Centenas de abelhas mumificadas há quase três mil anos dentro de seus casulos foram encontradas na costa sudoeste de Portugal, num novo sítio paleontológico, em Odemira.
A descoberta foi feita por uma equipa de investigadores internacionais, incluindo Carlos Neto de Carvalho, do Instituto D. Luiz, Faculdade de Ciências da Universidade de Lisboa e Fernando Muñiz, do departamento de Cristalografia, Mineralogia e Química Agrícola da Universidade de Sevilha. A descoberta foi publicada recentemente na revista internacional Papers in Palaeontology, sob o título “Eucera bees (Hymenoptera, Apidae, Eucerini) preservados nas suas células de cria de paleossolos do Holoceno tardio (Neoglacial médio) do sudoeste de Portugal”.
O estudo descreve abelhas “prontas para deixar os ninhos ou células em excecional estado de conservação”, descobertas dentro dos casulos. Dentro dos casulos também foi encontrado alimento que parece ser pólen de Brassicaceae, ou melhor, retirado de espécies herbáceas comuns, o que também mostra a preferência das abelhas por uma determinada variedade monofloral.
Os autores do estudo indicam que o bom estado de fossilização em que as abelhas foram encontradas é “extremamente raro”, uma vez que o esqueleto deste tipo de inseto se decompõe rapidamente. O magnífico nível de conservação permitiu à equipa de investigadores estabelecer o tipo de abelha, o sexo e até o pólen deixado pela abelha fêmea ao criar o casulo.
Falta de oxigénio e mudanças de temperatura como causa da morte
As abelhas são um dos grupos mais importantes de insetos polinizadores e incluem mais de 20.000 espécies. Aproximadamente três quartos de todas as espécies de abelhas selvagens nidificam no solo e passam a maior parte do seu ciclo de vida no subsolo, o que facilita a preservação das suas estruturas de nidificação.
No artigo, os investigadores descrevem densas agregações de milhares de ninhos fósseis por metro quadrado no sudoeste de Portugal. A maioria dos ninhos ou células foram atribuídas ao icnogénero Palmiraichnus.
A descoberta deste icnogénero representa uma oportunidade única para estudar com maior detalhe a arquitetura bem conservada dos locais de nidificação e estabelecer as potenciais causas ambientais que levaram à morte das abelhas e ao sepultamento que manteve os exemplares em tão bom estado de conservação, durante 3.000 anos.
O estudo indica que a causa da morte das abelhas continua a ser um mistério, mas a falta de oxigénio causada pelas inundações repentinas e a consequente queda da temperatura noturna podem muito bem ser as razões. A costa sudoeste de Portugal conheceu períodos ligeiramente mais frios e com maior precipitação durante o inverno no intervalo Neoglacial, condições climáticas favoráveis para o estudo destes fósseis.

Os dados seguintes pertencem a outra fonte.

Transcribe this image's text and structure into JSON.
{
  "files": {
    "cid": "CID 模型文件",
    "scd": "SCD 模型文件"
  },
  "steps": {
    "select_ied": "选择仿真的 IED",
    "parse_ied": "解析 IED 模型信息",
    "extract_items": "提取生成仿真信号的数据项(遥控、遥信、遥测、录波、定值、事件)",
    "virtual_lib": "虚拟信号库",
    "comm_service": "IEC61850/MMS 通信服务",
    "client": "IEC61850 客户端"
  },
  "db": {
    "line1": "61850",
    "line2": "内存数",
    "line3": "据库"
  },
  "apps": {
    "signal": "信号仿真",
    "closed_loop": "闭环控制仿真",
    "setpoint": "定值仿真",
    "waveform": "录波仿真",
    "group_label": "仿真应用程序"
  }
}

“As abelhas são insetos polinizadores e como tal são essenciais para os ecossistemas, na medida em que qualquer redução no seu número afetaria diretamente a biodiversidade, ou melhor, as muitas espécies de plantas e animais que delas dependem direta ou indiretamente, incluindo os seres humanos. Por exemplo, sabemos que as abelhas polinizam 70% das culturas que as pessoas comem e 30% dos alimentos para o gado. A atividade humana, como a agricultura intensiva, a utilização de pesticidas e inseticidas e as alterações climáticas estão a criar uma situação em que uma em cada dez espécies de abelhas está em perigo de extinção na Europa”, comentou Fernando Muñiz.

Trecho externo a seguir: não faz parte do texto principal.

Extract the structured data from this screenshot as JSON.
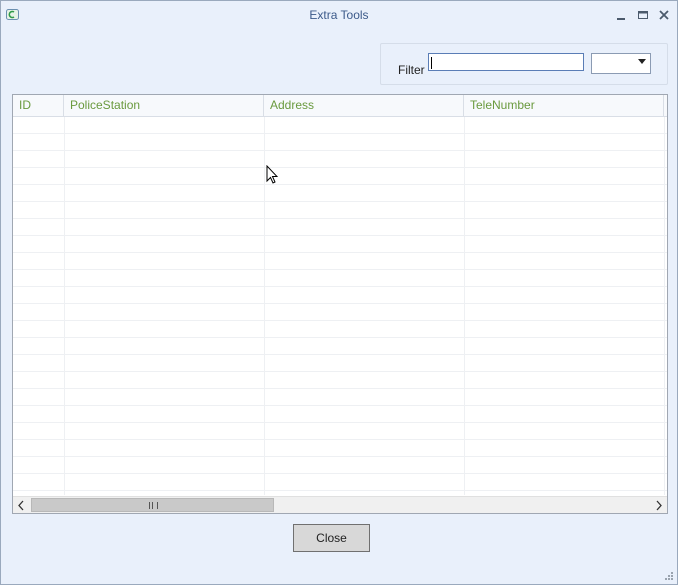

“Descobrir e interpretar as razões ecológicas da presença desta população de abelhas e porque é que morreram e foram mumificadas há 3.000 anos, pode ajudar-nos a compreender e estabelecer estratégias de resiliência face às alterações climáticas, como comparar os desequilíbrios ecológicos causados pelos parâmetros naturais e pelos atuais e pela forma como estão afetando as espécies de abelhas de hoje”, disse o investigador principal, Carlos Neto de Carvalho.